Worst Jokes Ever
Alright, I'm gonna drink the lo-carb one to see how it compares to the normal Monster.
Holy shit, it tastes just like the original one.
There's like a weird after taste though.
Kinda like a sparkling water one.
I love Monster. I've drank about 5 cans already.
Why can’t orphans eat cereal?
It says, "Family size."
What is the difference between a redhead and a terrorist?
You can negotiate with a terrorist!
What can you catch but not throw?
A cold!
Cooper, your mum gay, lol.
So, I was in school, and there was a number saying "696969," so I said to my mother, "What does it mean?" She said, "Your fucking dad and I!"
Confucius say, female pilot who fly upside down have crack up.
Boyfriend: Let's go to bed.
Girlfriend: No.
Boyfriend: Why?
Girlfriend: Because you want sex.
Boyfriend: No, I don't.
NEXT MINUTE
The man could hear banging.
I hit something when I pulled into my driveway.

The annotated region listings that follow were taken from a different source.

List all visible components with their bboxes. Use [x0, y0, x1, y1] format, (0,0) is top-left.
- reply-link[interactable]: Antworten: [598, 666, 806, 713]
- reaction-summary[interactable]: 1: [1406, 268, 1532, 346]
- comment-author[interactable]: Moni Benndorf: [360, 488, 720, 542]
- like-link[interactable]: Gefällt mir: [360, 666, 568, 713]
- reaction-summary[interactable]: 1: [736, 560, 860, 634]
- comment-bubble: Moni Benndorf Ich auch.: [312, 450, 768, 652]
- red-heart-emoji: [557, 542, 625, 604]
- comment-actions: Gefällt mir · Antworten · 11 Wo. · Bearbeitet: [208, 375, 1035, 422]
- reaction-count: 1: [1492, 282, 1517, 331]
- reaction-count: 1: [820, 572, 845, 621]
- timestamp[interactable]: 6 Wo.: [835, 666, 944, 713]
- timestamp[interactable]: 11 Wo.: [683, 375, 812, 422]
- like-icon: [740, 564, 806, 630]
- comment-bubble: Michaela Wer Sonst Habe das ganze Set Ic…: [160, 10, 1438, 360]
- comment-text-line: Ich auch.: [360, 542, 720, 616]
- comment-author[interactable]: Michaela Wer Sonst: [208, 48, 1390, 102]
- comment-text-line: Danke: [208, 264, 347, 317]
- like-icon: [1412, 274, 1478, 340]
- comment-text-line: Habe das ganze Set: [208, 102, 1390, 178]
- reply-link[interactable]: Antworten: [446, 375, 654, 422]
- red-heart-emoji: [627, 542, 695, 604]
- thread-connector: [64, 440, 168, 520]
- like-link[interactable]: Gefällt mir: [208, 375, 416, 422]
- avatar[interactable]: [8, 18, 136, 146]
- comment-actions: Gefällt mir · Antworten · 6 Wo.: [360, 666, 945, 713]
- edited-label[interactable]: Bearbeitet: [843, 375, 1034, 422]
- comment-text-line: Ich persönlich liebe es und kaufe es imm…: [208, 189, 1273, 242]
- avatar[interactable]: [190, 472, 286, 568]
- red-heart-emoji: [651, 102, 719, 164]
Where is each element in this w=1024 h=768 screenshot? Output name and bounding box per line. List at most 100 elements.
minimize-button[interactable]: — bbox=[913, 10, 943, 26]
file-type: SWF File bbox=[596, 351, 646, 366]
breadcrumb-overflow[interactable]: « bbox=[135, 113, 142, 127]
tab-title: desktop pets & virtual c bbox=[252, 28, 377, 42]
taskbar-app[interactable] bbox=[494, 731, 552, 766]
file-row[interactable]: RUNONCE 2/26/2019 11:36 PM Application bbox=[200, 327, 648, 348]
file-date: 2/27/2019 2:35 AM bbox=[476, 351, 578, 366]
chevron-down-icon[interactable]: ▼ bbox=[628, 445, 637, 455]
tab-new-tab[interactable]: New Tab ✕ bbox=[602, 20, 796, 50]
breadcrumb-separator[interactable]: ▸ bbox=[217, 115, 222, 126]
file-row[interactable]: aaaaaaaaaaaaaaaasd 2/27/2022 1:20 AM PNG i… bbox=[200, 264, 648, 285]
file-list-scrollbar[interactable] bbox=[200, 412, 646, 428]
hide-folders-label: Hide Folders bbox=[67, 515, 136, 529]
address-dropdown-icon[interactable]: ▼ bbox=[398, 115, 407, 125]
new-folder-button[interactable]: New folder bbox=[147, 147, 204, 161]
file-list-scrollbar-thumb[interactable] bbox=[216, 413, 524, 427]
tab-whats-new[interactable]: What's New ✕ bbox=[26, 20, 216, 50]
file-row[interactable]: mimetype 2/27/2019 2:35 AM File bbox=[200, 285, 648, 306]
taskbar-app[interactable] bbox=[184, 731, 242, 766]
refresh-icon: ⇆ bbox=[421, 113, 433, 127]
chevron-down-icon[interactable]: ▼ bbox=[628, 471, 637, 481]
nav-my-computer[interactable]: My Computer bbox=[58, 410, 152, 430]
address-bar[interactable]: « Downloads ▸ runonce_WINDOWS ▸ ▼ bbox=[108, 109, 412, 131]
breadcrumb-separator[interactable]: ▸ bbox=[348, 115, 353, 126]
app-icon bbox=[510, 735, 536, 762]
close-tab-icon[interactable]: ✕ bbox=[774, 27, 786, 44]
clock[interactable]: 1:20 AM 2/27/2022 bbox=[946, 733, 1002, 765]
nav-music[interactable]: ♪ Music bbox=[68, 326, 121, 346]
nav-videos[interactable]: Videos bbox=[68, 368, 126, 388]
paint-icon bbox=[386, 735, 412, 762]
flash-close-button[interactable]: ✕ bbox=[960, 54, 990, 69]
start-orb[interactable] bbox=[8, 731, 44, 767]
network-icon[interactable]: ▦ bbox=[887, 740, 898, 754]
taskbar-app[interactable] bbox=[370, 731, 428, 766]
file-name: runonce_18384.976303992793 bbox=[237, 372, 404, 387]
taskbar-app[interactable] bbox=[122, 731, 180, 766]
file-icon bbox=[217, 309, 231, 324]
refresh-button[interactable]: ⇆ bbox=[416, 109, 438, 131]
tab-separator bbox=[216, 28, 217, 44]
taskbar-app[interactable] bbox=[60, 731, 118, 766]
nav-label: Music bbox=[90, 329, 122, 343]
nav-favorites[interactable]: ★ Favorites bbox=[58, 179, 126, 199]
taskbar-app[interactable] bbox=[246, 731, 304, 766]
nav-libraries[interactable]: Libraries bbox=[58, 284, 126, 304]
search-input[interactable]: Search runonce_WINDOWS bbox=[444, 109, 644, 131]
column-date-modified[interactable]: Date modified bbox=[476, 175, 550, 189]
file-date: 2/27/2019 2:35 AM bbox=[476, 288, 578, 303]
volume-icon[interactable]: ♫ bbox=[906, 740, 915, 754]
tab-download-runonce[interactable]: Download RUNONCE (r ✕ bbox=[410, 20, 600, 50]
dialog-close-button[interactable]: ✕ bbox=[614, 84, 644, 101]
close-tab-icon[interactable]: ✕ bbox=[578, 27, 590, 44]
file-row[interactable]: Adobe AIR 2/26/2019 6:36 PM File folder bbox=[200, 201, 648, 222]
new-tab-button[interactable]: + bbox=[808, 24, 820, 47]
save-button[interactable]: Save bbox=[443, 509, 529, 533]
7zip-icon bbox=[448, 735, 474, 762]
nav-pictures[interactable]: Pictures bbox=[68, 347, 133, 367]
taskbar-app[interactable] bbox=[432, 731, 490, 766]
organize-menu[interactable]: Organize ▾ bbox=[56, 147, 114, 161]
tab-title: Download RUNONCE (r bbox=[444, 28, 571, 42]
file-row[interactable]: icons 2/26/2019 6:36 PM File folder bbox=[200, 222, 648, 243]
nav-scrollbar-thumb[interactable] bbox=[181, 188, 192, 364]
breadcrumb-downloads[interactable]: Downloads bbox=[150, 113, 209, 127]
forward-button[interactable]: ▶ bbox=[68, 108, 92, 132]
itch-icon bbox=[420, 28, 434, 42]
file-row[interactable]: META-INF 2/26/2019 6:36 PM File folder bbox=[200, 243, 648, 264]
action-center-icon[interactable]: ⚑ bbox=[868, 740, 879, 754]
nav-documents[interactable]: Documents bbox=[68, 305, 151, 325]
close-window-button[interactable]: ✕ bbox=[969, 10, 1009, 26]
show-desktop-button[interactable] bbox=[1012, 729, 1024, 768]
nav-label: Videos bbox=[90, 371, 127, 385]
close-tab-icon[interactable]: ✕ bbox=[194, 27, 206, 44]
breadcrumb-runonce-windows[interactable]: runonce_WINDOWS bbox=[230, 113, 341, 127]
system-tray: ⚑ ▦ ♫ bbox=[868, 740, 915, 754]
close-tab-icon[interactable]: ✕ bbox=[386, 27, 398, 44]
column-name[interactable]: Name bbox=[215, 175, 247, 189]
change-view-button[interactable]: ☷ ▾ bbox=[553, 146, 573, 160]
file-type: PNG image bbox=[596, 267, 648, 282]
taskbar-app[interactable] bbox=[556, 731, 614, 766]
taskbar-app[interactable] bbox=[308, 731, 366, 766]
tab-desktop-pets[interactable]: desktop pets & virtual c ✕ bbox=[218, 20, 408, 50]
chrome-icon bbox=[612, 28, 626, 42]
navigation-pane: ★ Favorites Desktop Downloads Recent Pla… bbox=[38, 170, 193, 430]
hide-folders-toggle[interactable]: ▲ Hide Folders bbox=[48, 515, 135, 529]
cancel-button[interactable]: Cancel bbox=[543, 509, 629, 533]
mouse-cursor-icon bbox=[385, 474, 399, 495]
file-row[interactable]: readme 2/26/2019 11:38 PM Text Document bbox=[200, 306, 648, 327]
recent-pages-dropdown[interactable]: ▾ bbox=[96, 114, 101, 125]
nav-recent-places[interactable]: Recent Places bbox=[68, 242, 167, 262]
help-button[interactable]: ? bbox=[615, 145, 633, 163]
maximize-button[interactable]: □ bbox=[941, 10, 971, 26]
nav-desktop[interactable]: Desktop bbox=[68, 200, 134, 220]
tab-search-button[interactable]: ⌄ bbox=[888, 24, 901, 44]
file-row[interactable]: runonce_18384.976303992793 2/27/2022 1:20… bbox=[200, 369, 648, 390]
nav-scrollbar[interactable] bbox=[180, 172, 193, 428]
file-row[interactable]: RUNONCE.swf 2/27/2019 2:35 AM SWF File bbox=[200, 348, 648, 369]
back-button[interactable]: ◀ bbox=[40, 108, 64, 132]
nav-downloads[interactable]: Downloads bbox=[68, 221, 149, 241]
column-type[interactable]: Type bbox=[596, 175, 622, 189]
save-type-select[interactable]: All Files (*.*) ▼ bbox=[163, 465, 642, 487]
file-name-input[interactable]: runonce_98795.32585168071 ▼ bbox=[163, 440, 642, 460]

And then I noticed that my cat was missing.
Why are nuts on boys?
Why did Sally fall dead?
Because she was on top of a tower and fell because she had no arms. Hahahahaha!
When a fat person steps on a scale, it says: “To be continued.”
What's Superman's weaknesses? Kryptonite and horses.
What is a shark’s favorite TV show? Sea-S-I.
Why are the Twin Towers and after girls kill all boys similar?
There used to be two but now there's one...
Dad: You’re looking pretty sheepish.
Son: That’s too baaaaaad!
Your mom is ugly.
Coworker, why is Sara so blue?
Is it because Sara wishes she had a man? coworker she always watches you with your husband together out of love. You better watch out dear, she might "saraorize" him, with her crooked teeth and ultra-thin lips.
What does FNAF mean? Five Nasty Ass Fools.
Why do you let your dads sleep so they don't get grumpy and eat your dinner?